Pakistani officials haven’t talked publicly about this latest agreement, which was quietly signed around midyear and closed in early July, about the time Prime Minister Nawaz Sharif visited China.
The reactors covered by the deal would be technologically advanced and built outside the main port city of Karachi. They each would provide 1,000 megawatts of electricity, a big boost for power-starved Pakistan. “Every country has this. We are also entitled,” the senior official said. “We have to focus on adding cheaper energy supply.”
China would deliver the first reactor in 70 months-80 months, with the second coming 10 months later. Nuclear reactors take several years to build. They would be installed on the Karachi coast close to a small existing reactor, the senior Pakistani official said. The Chinese will provide 82% of the financing through a loan on what another Pakistani official described as very soft terms.
“The cooperation [with Pakistan] is in accordance with the nonproliferation treaty and international norms,” Su Hao, director of the Center for Strategic and Conflict Management at China Foreign Affairs University, said.

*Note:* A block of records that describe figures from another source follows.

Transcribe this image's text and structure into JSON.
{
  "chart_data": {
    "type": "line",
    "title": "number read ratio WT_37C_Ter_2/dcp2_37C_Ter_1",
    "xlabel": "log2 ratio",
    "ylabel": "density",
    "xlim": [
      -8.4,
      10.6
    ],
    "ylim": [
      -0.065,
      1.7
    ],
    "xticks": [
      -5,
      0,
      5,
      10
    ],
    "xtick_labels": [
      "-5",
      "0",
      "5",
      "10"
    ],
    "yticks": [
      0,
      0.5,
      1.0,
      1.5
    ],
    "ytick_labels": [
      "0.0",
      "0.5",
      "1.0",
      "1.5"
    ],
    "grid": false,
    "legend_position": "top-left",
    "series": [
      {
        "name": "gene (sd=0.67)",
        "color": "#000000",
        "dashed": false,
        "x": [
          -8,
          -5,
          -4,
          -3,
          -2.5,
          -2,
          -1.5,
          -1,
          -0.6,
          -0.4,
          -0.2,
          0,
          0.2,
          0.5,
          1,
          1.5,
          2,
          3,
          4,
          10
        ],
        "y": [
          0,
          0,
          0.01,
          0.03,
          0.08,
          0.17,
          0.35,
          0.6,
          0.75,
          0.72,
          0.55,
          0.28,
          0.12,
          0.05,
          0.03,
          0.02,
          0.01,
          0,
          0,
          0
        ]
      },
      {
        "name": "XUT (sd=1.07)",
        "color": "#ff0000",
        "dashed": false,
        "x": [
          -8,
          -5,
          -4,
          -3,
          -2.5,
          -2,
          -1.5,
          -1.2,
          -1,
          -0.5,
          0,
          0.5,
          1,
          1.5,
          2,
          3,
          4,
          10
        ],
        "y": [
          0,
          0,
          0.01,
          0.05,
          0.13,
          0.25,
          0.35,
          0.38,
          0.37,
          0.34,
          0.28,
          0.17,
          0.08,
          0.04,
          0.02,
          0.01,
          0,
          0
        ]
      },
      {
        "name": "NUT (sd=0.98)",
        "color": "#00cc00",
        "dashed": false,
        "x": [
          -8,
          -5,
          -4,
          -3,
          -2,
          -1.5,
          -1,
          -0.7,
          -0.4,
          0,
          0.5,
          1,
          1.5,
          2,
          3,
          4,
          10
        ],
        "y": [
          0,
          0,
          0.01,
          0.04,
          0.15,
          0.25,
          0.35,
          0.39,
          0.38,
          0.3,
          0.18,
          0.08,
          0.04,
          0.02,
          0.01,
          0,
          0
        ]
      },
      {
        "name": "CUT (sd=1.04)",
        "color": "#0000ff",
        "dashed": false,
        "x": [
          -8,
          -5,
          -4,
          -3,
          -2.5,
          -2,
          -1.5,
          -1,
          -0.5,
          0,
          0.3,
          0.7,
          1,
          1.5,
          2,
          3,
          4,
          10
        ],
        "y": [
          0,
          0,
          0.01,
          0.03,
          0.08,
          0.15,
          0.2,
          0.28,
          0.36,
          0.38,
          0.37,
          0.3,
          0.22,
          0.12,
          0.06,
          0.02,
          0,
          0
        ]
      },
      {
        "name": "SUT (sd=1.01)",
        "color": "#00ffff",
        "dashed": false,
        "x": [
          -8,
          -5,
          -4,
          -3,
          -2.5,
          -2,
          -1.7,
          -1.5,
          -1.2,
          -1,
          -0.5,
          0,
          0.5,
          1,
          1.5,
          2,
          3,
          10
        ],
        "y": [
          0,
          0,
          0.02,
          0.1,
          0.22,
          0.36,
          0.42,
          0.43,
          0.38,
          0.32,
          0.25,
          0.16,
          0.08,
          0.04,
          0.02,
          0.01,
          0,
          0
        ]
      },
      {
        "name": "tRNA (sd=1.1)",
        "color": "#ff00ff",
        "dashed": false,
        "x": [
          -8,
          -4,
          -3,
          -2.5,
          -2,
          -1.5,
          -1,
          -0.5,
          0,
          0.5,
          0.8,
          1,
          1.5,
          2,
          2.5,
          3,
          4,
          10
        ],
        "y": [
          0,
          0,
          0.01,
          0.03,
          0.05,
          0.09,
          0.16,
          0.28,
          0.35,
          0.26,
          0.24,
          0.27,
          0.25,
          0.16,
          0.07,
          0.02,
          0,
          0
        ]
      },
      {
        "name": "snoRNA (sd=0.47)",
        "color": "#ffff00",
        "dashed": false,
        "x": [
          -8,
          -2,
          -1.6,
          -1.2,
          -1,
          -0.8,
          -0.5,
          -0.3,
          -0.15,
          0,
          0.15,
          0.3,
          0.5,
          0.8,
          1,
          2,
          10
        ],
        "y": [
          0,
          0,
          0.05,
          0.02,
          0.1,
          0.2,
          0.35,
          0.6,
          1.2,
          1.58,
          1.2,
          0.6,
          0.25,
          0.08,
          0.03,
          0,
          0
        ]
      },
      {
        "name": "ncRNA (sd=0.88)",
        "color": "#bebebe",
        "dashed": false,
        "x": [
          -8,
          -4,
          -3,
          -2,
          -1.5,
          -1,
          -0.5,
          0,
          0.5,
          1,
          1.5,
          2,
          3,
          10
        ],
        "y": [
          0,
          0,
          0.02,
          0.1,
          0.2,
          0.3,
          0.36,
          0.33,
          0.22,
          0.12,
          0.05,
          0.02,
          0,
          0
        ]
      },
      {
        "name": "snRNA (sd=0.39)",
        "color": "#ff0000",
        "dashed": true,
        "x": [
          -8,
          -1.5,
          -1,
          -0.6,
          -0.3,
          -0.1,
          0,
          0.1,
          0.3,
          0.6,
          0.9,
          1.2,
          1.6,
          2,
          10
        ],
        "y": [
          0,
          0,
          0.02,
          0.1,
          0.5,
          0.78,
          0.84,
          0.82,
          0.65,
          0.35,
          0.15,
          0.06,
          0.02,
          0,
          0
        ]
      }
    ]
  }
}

Pakistan says all its nuclear plants will be open to inspection from the International Atomic Energy Agency, a United Nations organization that polices nuclear safety.
China has supplied Pakistan with two 300-megawatt reactors of an older design, which were completed in 2000 and 2011. It is building two more under past deals, in addition to the new 1,000-megawatt reactors. Pakistan’s current nuclear energy capacity is just 725 megawatts.
A Pakistani official said the supply of power from the nuclear plants was constant, unlike hydroelectric power, another option for Pakistan, while the operational cost of electricity from a nuclear power station is considerably lower than the country’s oil and gas-fired generation plants.
Pakistan suffers a debilitating energy crisis that is starving industry of power and depriving households of basic everyday comforts. There are planned outages of 10 hours-12 hours a day, due to a roughly 5,000-megawatt gap between supply and demand. Tackling the crisis has been Mr. Sharif’s top priority since taking office in June.
The Indian ministry of external affairs declined to comment on the Chinese nuclear deal with Pakistan.